Féru d'auteurs anciens comme Pline et Columelle, il se met aussi au fait des théories contemporaines et s'exerce à leur pratique dans le jardin que lui confie M. Tambonneau à Paris. Sa renommée le fait bientôt appeler par les grands de l'époque : il crée des jardins potagers et fruitiers à Sceaux, Rambouillet, Vaux-le-Vicomte. Il fait partie de l'équipe de créateurs que Louis XIV débauche, lorsqu'il disgrâcie Nicolas Fouquet. Il reçoit alors la direction de l'ancien potager de Louis XIII à Versailles.
En 1670, il est fait directeur de tous les jardins fruitiers et potagers royaux, charge créée pour lui. Tout en continuant à veiller sur ses anciennes créations, il est responsable des jardins royaux, des arbres de la nouvelle orangerie construite par Mansart. En 1678, il entreprend la création d'un nouveau potager, l'actuel Potager du roi, qui le rend plus célèbre encore.

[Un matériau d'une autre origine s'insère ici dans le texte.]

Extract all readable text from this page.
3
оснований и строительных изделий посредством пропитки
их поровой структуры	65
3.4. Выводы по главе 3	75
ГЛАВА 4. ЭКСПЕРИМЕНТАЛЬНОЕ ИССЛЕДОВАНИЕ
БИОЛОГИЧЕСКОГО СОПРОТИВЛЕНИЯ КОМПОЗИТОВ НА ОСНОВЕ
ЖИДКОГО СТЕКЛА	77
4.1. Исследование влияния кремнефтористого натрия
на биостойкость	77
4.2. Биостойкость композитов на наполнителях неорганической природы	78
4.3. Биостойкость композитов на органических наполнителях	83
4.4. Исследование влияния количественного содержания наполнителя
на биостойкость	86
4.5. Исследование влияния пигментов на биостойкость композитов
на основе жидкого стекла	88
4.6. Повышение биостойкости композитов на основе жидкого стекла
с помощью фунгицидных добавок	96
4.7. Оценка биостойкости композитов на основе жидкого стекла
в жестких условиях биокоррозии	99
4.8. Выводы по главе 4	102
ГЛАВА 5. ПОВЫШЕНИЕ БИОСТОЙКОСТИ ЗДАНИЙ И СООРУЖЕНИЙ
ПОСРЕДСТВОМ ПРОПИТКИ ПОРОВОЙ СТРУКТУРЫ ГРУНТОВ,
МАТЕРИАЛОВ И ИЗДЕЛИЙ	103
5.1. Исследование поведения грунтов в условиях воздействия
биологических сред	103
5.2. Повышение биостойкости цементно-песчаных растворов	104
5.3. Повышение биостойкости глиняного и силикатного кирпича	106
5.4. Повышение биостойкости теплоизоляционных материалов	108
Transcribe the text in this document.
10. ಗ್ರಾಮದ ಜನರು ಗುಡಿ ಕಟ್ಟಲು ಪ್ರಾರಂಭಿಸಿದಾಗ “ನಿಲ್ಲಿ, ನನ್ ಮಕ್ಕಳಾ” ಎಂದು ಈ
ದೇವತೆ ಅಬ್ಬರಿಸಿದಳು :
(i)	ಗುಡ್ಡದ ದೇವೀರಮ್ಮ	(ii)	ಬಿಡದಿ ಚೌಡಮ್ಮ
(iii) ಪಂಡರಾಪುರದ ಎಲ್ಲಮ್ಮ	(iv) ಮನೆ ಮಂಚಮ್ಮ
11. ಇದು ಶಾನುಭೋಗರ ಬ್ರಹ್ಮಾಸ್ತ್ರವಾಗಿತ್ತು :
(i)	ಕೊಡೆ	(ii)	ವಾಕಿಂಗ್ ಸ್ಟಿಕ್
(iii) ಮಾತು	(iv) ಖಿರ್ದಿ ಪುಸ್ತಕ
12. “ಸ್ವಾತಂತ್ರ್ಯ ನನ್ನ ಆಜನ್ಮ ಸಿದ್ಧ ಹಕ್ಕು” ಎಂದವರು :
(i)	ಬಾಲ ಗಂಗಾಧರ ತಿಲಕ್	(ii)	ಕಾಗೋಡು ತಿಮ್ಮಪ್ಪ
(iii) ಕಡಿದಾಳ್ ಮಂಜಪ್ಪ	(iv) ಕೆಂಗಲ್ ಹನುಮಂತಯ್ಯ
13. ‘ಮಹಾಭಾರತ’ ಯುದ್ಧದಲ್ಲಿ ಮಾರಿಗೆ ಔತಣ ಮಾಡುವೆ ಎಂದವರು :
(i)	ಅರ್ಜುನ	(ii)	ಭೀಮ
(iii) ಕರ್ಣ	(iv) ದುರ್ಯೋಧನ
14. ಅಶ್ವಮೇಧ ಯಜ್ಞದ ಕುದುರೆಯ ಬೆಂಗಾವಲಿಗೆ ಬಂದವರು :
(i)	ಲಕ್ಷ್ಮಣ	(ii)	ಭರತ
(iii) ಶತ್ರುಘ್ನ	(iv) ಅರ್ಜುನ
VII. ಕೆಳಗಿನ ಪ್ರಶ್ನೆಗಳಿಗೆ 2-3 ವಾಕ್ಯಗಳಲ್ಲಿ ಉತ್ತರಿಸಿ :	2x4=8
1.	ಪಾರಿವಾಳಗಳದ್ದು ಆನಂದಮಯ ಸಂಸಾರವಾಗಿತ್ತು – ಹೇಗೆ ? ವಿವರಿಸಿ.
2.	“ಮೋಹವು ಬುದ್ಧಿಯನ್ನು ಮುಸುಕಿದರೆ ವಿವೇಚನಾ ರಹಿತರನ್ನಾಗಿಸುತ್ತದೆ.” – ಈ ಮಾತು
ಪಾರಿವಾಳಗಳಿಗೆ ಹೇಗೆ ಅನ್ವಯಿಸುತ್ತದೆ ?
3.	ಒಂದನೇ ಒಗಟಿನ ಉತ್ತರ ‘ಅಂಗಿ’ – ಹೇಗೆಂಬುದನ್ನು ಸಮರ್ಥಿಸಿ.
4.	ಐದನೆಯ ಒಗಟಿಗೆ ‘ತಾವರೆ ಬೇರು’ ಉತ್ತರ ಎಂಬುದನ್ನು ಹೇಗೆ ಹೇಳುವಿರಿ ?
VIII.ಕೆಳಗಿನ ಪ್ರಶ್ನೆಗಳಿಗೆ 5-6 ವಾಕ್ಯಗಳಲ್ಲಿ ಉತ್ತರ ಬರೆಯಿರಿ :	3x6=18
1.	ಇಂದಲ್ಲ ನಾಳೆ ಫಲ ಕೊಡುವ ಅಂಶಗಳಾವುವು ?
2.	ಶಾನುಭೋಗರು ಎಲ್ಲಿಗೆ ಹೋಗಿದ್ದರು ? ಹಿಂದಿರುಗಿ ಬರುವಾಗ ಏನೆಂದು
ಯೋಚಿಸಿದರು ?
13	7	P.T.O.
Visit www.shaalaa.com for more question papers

Craignant d'être mal imité, La Quintinie rédige lInstruction pour les jardins fruitiers et potagers, publiée par son fils à titre posthume en 1690. Il y livre l'essentiel de ses expériences et découvertes dans le domaine des primeurs, mais aussi de la taille des fruitiers. Il est le premier à avoir mis en évidence le rôle de la sève dans la croissance et la fructification des arbres fruitiers, ainsi que le système racinaire des arbres, et les précautions à prendre lors de leur transplantation. Devant tant de services rendus, il est anobli en 1687 par Louis XIV. Il meurt le 11 novembre 1688.